BRÜKSEL'DEKİ SERGİ O KADAR DA MASUM DEĞİL...
Batılı dostlarımız “Yahu ne var bunda bir fotoğrafçı 2013 ve 2105 yılları arasında kuzey Suriye’de çektiği resimleri Avrupa Parlamentosu koridorlarında sergiliyor, sizde amma alıngan oldunuz” diyorlar ama madalyonun tersine hiç de bakmak işlerine gelmiyor…
Evet, doğru fotoğrafçı Thomas Schmidiner kuzey Suriye’de çektiği 30 fotoğrafı “Rojava Avrupa Parlamentosu’nda” başlığı ile parlamentonun koridorlarında sergiliyor. Bu fotoğrafların çoğu bölge insanının günlük yaşantılarından alınmış kareler. Ama bunların yanında PKK teröristlerinin resimleri de var. Hatta bir resimde de PKK terörist başı Abdullah Öcalan’ın posterlerini taşıyan kişilerin resimleri de var. Abdullah Öcalan mahkûm olmuş ve cezasını İmralı adasında çeken bir tescilli terörist. Bunun tartışılacak bir yönü olmadığına göre burada ciddi bir hata yahut ciddi bir kasıt var.
Şimdi AB ve üye ülkeler PKK’yı terör örgütü olarak tanıyorlarsa ki tanıyorlar, o zaman böyle bir fotoğrafın AP koridorlarında yer almasına nasıl göz yumuyorlar? AB Parlamento yetkilileri uykudalar mı? Bu işte kasıt yoksa o zaman o resimler derhal indirilirdi. Ama hala o resimler oralarda kalıyorsa o zaman başka hesaplar var demektir. Birileri AB ve AP de PKK meselesini kaşımayı seviyor ve Avrupa kurumlarını da buna alet ediyor. Buna Avrupalı yetkililerin izin vermemesi gerekir.

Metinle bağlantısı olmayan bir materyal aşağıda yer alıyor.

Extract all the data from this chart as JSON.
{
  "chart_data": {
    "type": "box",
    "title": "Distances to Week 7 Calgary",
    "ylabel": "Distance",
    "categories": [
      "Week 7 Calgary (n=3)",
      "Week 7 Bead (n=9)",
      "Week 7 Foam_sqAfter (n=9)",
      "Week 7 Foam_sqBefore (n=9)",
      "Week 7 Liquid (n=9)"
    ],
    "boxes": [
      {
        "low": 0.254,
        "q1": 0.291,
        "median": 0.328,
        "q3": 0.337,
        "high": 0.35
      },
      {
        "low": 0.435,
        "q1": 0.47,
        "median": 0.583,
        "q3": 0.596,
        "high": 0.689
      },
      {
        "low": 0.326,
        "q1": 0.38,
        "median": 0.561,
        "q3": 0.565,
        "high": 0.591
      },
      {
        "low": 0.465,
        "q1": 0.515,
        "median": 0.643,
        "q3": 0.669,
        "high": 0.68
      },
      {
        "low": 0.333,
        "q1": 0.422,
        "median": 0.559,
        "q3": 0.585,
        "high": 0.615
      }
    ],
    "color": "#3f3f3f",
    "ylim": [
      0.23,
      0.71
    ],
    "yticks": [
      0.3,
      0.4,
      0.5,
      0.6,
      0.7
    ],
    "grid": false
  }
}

Serginin adı Rojava. Yani kuzey Suriye’nin Kürtçe adı… Bu adı verenler yani çoktan kuzey Suriye’yi ülkeden koparıp bir Kürt devleti ilan etmişler bile. Sergiyi organize edenler neden “Kuzey Suriye Avrupa Parlamentosu’nda” diyememişler de “Rojava” lafını kullanmışlar? Hâlbuki bölgede Kürtler kadar Araplar ve Türkmenler de var ve Kürtler çoğunlukta bile değil. PKK savaş ortamında faydalanıp bölgeye girdi, etnik temizlik yapıp Türkmenleri ve Arapları ya öldürdü ya da onları Türkiye’ye sürdü. Bunu dünyadaki önde gelen insan hakları kuruluşları da rapor etti. Yani AB ve AP bunları görmüyor mu da “Rojava” hayalini başımıza kakıyor? Herkes Suriye bir ve beraber kalsın diyor ama sonra AB ayrılık tohumları atıyor. Türkiye bunlara itiraz ettiği zaman ise oyunbozan oluyor… İşte bu bizim için ve hatta Suriyeliler için kabul edilemez bir durum.